The second thing the Biden campaign must do is to reach out to the voters in battleground states, but not at the expense of its bases. In the US elections, there have been a few states which are neither solidly Democratic nor Republican. In the previous elections they have shifted from one party to another. These states tend to emerge as the deciding factor in a tightly contested election. They are called "battleground states". Previously they were only a handful. This year the number is quite large. By one account it's 11. They are Arizona, Colorado, Florida, Georgia, Michigan, Minnesota, North Carolina, Ohio, Pennsylvania, Texas and Wisconsin. It is the first time in a long time that so many states are considered as "battleground states". It is interesting that the number of battleground states has increased when the country seems to be more polarised than ever before. The number has grown this year because some of the previously solid Republican states are now being considered as toss-ups, for example, Arizona, Texas and Georgia.
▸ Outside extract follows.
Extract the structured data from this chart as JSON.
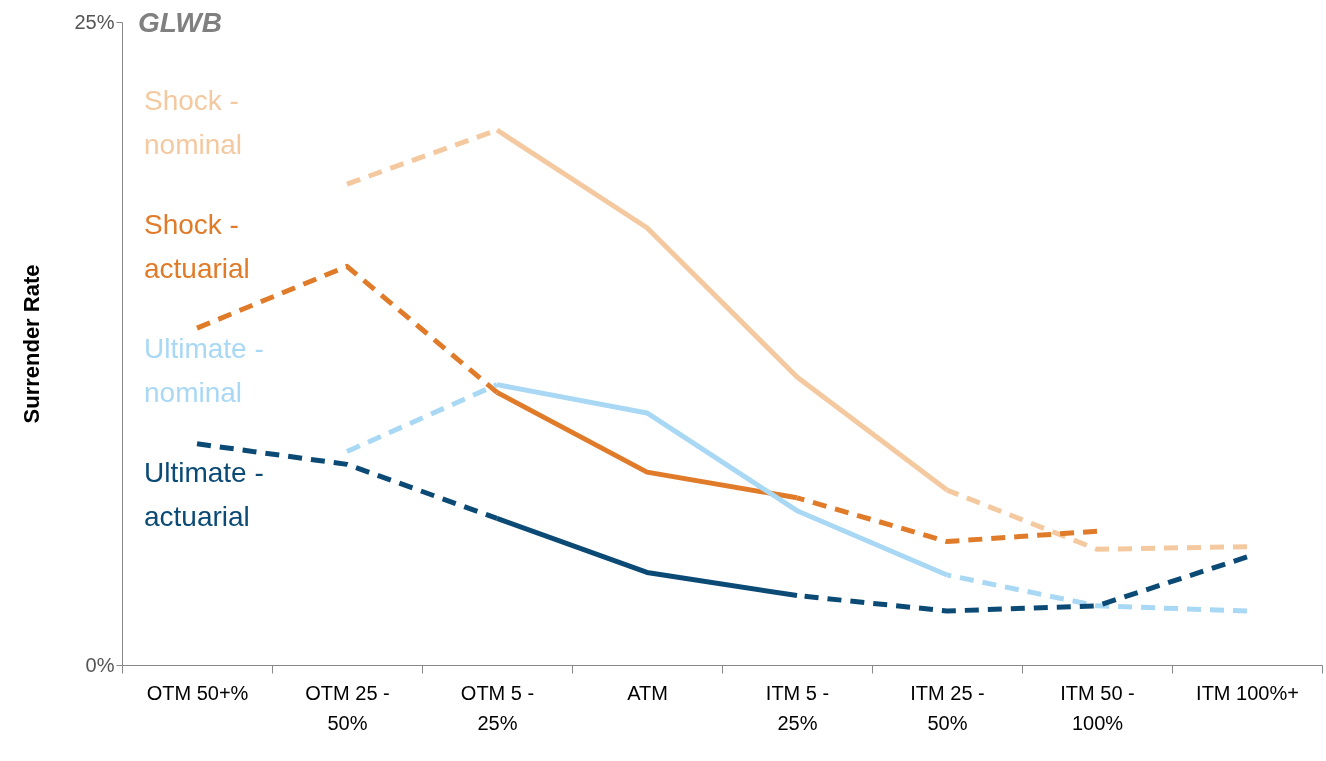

Since 1952, Arizona voted Democratic only once—in 1996. Texas has remained firmly in the Republican camp since 1980. These are very encouraging signs for the Democrats. As of September 2, Biden holds the lead in all but two of those states—Texas and Ohio—according to the polling data.
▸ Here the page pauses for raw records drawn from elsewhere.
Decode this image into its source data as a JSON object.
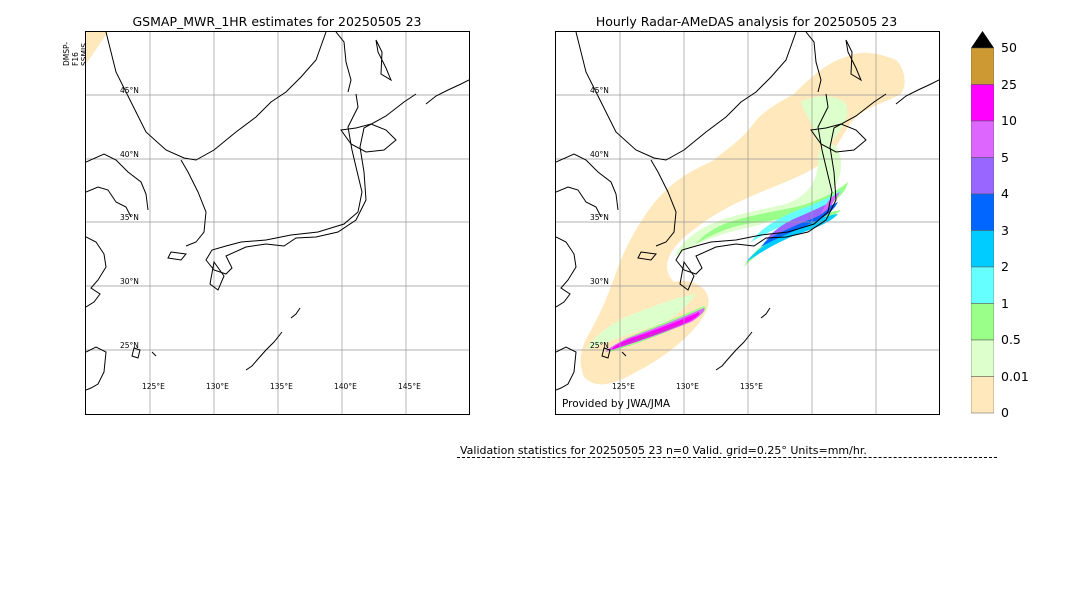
{
  "left_panel": {
    "title": "GSMAP_MWR_1HR estimates for 20250505 23",
    "satellites": [
      "DMSP-F16",
      "SSMIS"
    ],
    "lat_labels": [
      "45°N",
      "40°N",
      "35°N",
      "30°N",
      "25°N"
    ],
    "lon_labels": [
      "125°E",
      "130°E",
      "135°E",
      "140°E",
      "145°E"
    ]
  },
  "right_panel": {
    "title": "Hourly Radar-AMeDAS analysis for 20250505 23",
    "lat_labels": [
      "45°N",
      "40°N",
      "35°N",
      "30°N",
      "25°N"
    ],
    "lon_labels": [
      "125°E",
      "130°E",
      "135°E"
    ],
    "provided_by": "Provided by JWA/JMA"
  },
  "colorbar": {
    "labels": [
      "50",
      "25",
      "10",
      "5",
      "4",
      "3",
      "2",
      "1",
      "0.5",
      "0.01",
      "0"
    ],
    "colors": [
      "#cc9933",
      "#ff00ff",
      "#dd66ff",
      "#9966ff",
      "#0066ff",
      "#00ccff",
      "#66ffff",
      "#99ff88",
      "#ddffcc",
      "#ffe8bb"
    ],
    "extend_color": "#000000"
  },
  "validation": {
    "text": "Validation statistics for 20250505 23  n=0 Valid. grid=0.25° Units=mm/hr."
  }
}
Despite these promising signs, it will be devastating if the Biden camp feels that as new states become battleground states, it can ignore previously Democratic states which were won by Trump in 2016. The assumption that states like Michigan will be back to Democrats may cost Biden dearly. Documentary filmmaker and activist Michael Moore, who correctly predicted the Trump victory in 2016, has already warned about Michigan. In 2016, Hillary Clinton ignored Michigan and lost by 10,704 votes, a 0.23 percent margin, the narrowest margin of victory in Michigan's presidential election history. The same is true for Wisconsin, a state Hillary lost by 0.77 percent of votes, 22,784 votes made the difference. Trump won Pennsylvania by 44,292, a difference of 0.72 percent with Hillary; the narrowest margin in a presidential election for the state in 176 years.
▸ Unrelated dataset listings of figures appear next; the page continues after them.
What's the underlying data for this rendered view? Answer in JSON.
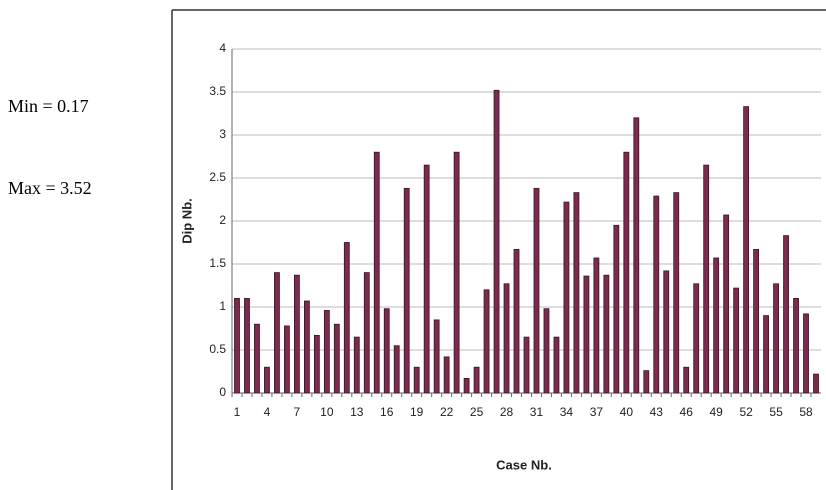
{
  "chart_data": {
    "type": "bar",
    "annotations": [
      "Min = 0.17",
      "Max = 3.52"
    ],
    "x_label": "Case Nb.",
    "y_label": "Dip Nb.",
    "categories": [
      1,
      null,
      null,
      4,
      null,
      null,
      7,
      null,
      null,
      10,
      null,
      null,
      13,
      null,
      null,
      16,
      null,
      null,
      19,
      null,
      null,
      22,
      null,
      null,
      25,
      null,
      null,
      28,
      null,
      null,
      31,
      null,
      null,
      34,
      null,
      null,
      37,
      null,
      null,
      40,
      null,
      null,
      43,
      null,
      null,
      46,
      null,
      null,
      49,
      null,
      null,
      52,
      null,
      null,
      55,
      null,
      null,
      58,
      null
    ],
    "values": [
      1.1,
      1.1,
      0.8,
      0.3,
      1.4,
      0.78,
      1.37,
      1.07,
      0.67,
      0.96,
      0.8,
      1.75,
      0.65,
      1.4,
      2.8,
      0.98,
      0.55,
      2.38,
      0.3,
      2.65,
      0.85,
      0.42,
      2.8,
      0.17,
      0.3,
      1.2,
      3.52,
      1.27,
      1.67,
      0.65,
      2.38,
      0.98,
      0.65,
      2.22,
      2.33,
      1.36,
      1.57,
      1.37,
      1.95,
      2.8,
      3.2,
      0.26,
      2.29,
      1.42,
      2.33,
      0.3,
      1.27,
      2.65,
      1.57,
      2.07,
      1.22,
      3.33,
      1.67,
      0.9,
      1.27,
      1.83,
      1.1,
      0.92,
      0.22
    ],
    "color": "#7b2c4e",
    "ylim": [
      0,
      4
    ],
    "yticks": [
      0,
      0.5,
      1,
      1.5,
      2,
      2.5,
      3,
      3.5,
      4
    ],
    "grid": true
  }
}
With the pandemic raging through the country and the situation becoming increasingly worse, the question is how to reach out to voters? Unlike Trump, Biden cannot be reckless and organise large gatherings; it will undercut his campaign message that the voters are still unsafe. On the other hand, if he does not show up, it will be considered as a repeat of Hillary Clinton. Besides, invisibility will hurt Biden badly. Trump has remained on the trail and will garner coverage—as the incumbent president and by making outrageous statements—either in person or on twitter. Trump will portray Biden as weak and hiding in his basement. The Biden camp has already bought a significant amount of ad time on television and social media targeting these battleground states. But yet, Biden-Harris will need to show up. A two-prong strategy, to bring back the states Hillary lost to Trump, and expand the presence in the battleground states are imperative for Democrats.
British Prime Minister Harold Wilson once said, "a week is a long time in politics". We are eight weeks away from the election and it is an unusual time. Predictions have been wrong in 2016, early indications gave way to last-minute surprises. Avoiding the surprises this time requires avoiding the Trump trap and winning back the battleground states.
Ali Riaz is a distinguished professor of political science at Illinois State University (ISU), and a Nonresident Senior Fellow of the Atlantic Council. His recent publication is entitled "Voting in a Hybrid Regime: Explaining the 2018 Bangladeshi Election" (2019).